Tell A Tale — Gothic Fiction
A gift for the future By Hannah Bacon
Abraham had not expected a call from The Doctor that morning. He had always been diligent about his appointments, so it was with great trepidation that Abraham knocked on
The Doctor’s door and entered.
“Abraham, come in.” The Doctor smiled, he nodded to the chair opposite him. Abraham removed his cap and sat down. The Doctor began to rummage through a large box of files at his feet.
“What is this regarding, Doctor? I haven’t missed an appointment have I?” Abraham asked, turning his cap over in his hands.
“No Abraham, it’s not about your appointments. Ah! Here it is!” The Doctor threw a thin blue file down on the desk between them. Abraham gripped his cap tightly. He had seen his usual folder, a thick tattered brown thing, many times over the forty years he had known the doctor. This was not that folder.
“No, not already.” Abraham whimpered. The Doctor leaned over and patted Abraham’s hand.
“Afraid so.” The Doctor pulled out the contract.
“Who...” Abraham paused. “Who is it?”
The Doctor gave Abraham a sympathetic smile before picking up his telephone.

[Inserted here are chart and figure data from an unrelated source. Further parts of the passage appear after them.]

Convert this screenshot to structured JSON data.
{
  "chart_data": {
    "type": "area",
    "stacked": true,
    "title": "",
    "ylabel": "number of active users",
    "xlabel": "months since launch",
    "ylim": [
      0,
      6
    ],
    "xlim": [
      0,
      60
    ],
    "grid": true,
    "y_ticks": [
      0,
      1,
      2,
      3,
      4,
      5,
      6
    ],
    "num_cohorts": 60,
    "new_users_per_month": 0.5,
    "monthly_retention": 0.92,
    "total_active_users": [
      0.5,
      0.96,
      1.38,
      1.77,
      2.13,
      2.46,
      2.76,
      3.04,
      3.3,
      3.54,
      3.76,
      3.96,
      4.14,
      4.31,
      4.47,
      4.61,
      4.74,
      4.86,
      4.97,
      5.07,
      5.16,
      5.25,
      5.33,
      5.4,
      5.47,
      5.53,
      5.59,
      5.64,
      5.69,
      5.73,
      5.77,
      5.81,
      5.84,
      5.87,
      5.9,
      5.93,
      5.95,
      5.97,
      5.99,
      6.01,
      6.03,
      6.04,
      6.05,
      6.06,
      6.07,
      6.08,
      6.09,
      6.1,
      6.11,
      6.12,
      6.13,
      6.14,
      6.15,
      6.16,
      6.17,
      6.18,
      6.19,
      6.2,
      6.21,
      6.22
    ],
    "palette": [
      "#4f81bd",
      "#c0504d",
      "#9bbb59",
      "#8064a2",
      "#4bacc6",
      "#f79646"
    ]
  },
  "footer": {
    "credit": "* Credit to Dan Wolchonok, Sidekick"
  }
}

“Thomas? Could you send Evelyn in?”
Abraham dropped his cap.
“Not her!” He cried, grabbing the contract, desperately scanning it for a way out. Had he really done this? It had been so long ago, such an easy thing to agree to when it had been so far in the future. When he hadn’t known who.
“You can’t possibly hold me to this. It was forty years ago, I was a different person back then. I can’t be held responsible for this. Evie can’t be held responsible for this.” Abraham shouted shaking the contract violently.
“That was the arrangement, we all agreed.” The Doctor kicked the large box of files under his desk. “I can’t magic life out of nothing, there has to be a donor.”
“I won’t do it.” Abraham threw the contract across the desk. The Doctor sighed heavily, visibly annoyed.
“No point trying to martyr yourself now, Abraham. It’s already started. You’ll only accomplish an extra death. We both know how precious life is. What a waste that would be.”
They were interrupted by a timid knock on the door.
“Come in.” The Doctor called and Evelyn’s inquisitive face peeked around the door.
Abraham buried his head in his hands and sobbed.
“Grandad? What’s wrong?” Evelyn cried, running to his side.
“I’m... so... Sorry” He gasped.
“What’s happened? Are you sick?” She grabbed his hand and Abraham forced himself to look her in the eyes. In eight years it had never ceased to amaze him how similar they were to his own. So unlike his other grandchildren.
“Can’t you take one of the others?” Abraham whispered.
“It’s too late.” The Doctor replied. Evelyn turned to him, startled.
“Who are you?” She asked.
“An old friend of your Grandfather’s” He answered, walking around the desk and reaching out his hand. “Evelyn, it’s time for you to come with me.”